Huang Qi-ting, Zhou Lian-qing, Shi Zhou, Li Zhen-yu, Gu Qun
College of Environmental and Resource Sciences, Zhejiang University, Hangzhou 310029, China.
Guang Pu Xue Yu Guang Pu Fen Xi. 2009 May;29(5):1434-8.
In the present study, soil samples were scanned by NITON XLt920 field portable X-ray fluorescence (FPXRF) analyzer, and the relationship between the X-ray fluorescence spectra and the concentration of Pb in soil was studied. For predicating the Pb concentration in soil, a partial least square regression model (PLS)was established with 6 optimal factors and two closely relevant electron volt ranges: 10.40-10.70 keV and 12.41-12.80 keV. After cross-calibration, the correlation coefficient of value predicted by PLS model against that measured by ICP was 0.9666, and the root mean square error of prediction (RMSEP) was 0.8732. Meanwhile, the univariate linear regression and multivariate linear regression models were also built with the correlation coefficient of 0.6805 and 0.7302, respectively. Obviously, the PLS method was better than the other two methods for predication. Comparing to the conventional approach of atomic absorption spectroscopy (AAS), FPXRF has the advantages of rapidness, non-destruction and relatively low cost with the acceptable accuracy. It would be a powerful tool to decide which sample is needs for further analysis.

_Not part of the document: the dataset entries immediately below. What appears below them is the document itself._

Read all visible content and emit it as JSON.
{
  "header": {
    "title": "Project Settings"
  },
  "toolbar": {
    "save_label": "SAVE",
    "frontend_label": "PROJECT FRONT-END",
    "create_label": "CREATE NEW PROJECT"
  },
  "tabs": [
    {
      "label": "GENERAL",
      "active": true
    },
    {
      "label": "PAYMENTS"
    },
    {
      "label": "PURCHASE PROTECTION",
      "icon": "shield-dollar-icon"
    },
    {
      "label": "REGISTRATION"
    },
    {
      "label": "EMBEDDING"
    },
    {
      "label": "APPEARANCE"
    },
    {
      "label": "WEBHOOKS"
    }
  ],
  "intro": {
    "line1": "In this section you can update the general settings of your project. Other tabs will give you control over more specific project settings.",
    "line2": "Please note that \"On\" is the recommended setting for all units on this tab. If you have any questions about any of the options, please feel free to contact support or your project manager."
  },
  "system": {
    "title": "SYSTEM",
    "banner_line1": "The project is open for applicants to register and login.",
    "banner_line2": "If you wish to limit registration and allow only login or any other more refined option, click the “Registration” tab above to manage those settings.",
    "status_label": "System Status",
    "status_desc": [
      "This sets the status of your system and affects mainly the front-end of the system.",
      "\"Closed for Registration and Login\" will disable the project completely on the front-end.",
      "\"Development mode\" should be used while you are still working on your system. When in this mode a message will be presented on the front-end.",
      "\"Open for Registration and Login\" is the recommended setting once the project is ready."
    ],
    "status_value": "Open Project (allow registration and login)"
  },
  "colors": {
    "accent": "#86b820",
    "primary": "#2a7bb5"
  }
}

在本研究中,使用NITON XLt920现场便携式X射线荧光(FPXRF)分析仪对土壤样品进行扫描,并研究了X射线荧光光谱与土壤中铅浓度之间的关系。为了预测土壤中的铅浓度,建立了一个偏最小二乘回归模型(PLS),该模型包含6个最优因子以及两个密切相关的电子伏特范围:10.40 - 10.70 keV和12.41 - 12.80 keV。经过交叉校准后,PLS模型预测值与电感耦合等离子体质谱(ICP)测量值的相关系数为0.9666,预测均方根误差(RMSEP)为0.8732。同时,还建立了单变量线性回归模型和多变量线性回归模型,其相关系数分别为0.6805和0.7302。显然,PLS方法在预测方面优于其他两种方法。与传统的原子吸收光谱法(AAS)相比,FPXRF具有快速、无损且成本相对较低的优点,同时具有可接受的准确度。它将成为确定哪些样品需要进一步分析的有力工具。